Desde el 10 de septiembre de 2025 y hasta el 6 de marzo de 2026, cada operación de efectivo dentro de ese rango deberá ser informada a las autoridades por los negocios que están cubiertos por la orden.
- Los reportes se entregan en un plazo de 30 días.
- Las transacciones mayores a 10.000 dólares siguen teniendo la obligación de reportarse, de acuerdo con la Ley de Secreto Bancario (BSA).
- Operaciones sospechosas también deben informarse aunque no alcancen esos montos.
En la práctica, esto significa que si una persona retira 1.000 dólares en una zona incluida, el movimiento quedará automáticamente registrado.

¿En qué lugares investiga Estados Unidos los retiros de efectivo y quiénes están en la lista?

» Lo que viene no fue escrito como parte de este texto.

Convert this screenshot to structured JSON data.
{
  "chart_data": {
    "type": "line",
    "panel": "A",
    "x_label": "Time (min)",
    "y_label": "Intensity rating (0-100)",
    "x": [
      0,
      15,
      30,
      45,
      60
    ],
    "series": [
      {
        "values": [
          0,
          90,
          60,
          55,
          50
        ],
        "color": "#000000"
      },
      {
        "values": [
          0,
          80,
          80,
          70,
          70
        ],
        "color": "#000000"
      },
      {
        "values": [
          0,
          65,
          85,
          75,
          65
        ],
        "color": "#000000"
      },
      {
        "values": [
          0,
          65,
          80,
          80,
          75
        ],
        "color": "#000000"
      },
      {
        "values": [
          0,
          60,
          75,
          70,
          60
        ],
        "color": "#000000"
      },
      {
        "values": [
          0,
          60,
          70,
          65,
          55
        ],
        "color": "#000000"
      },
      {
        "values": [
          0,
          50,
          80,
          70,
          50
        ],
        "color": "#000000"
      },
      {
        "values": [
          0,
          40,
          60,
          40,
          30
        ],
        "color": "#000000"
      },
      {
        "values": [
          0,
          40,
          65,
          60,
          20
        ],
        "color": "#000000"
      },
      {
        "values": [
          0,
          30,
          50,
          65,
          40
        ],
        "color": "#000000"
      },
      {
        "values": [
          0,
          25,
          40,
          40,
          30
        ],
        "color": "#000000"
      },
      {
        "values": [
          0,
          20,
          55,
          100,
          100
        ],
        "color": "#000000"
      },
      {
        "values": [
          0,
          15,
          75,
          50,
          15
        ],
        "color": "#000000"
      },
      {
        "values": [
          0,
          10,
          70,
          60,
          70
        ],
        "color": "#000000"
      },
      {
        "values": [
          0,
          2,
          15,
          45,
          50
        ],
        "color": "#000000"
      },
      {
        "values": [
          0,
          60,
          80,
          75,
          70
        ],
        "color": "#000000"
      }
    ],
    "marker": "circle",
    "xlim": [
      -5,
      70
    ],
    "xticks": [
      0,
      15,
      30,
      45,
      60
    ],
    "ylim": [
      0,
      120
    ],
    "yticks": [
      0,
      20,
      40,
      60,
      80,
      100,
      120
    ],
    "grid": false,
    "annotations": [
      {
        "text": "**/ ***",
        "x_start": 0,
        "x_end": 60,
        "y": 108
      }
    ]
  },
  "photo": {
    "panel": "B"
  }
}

La GTO emitida por la Red de Control de Delitos Financieros (FinCEN) e aplica a condados y códigos postales de Arizona, California y Texas, señalados por el Gobierno como zonas de alto riesgo para la actividad de carteles y redes de narcotráfico.
Lista de lugares monitoreados
- Arizona: condados de Santa Cruz y Yuma.
- California: condado de Imperial (ZIP 92231, 92249, 92281, 92283) y condado de San Diego (ZIP 91910, 92101, 92113, 92117, 92126, 92154, 92173).
- Texas: condados de Cameron, El Paso, Hidalgo, Maverick y Webb.
Con esto, el Departamento del Tesoro asegura que podrá seguir la ruta del efectivo y dar herramientas a las fuerzas de seguridad para rastrear operaciones ilegales. Para los residentes, la consecuencia es clara: cada retiro de efectivo en esas zonas quedará registrado y bajo revisión.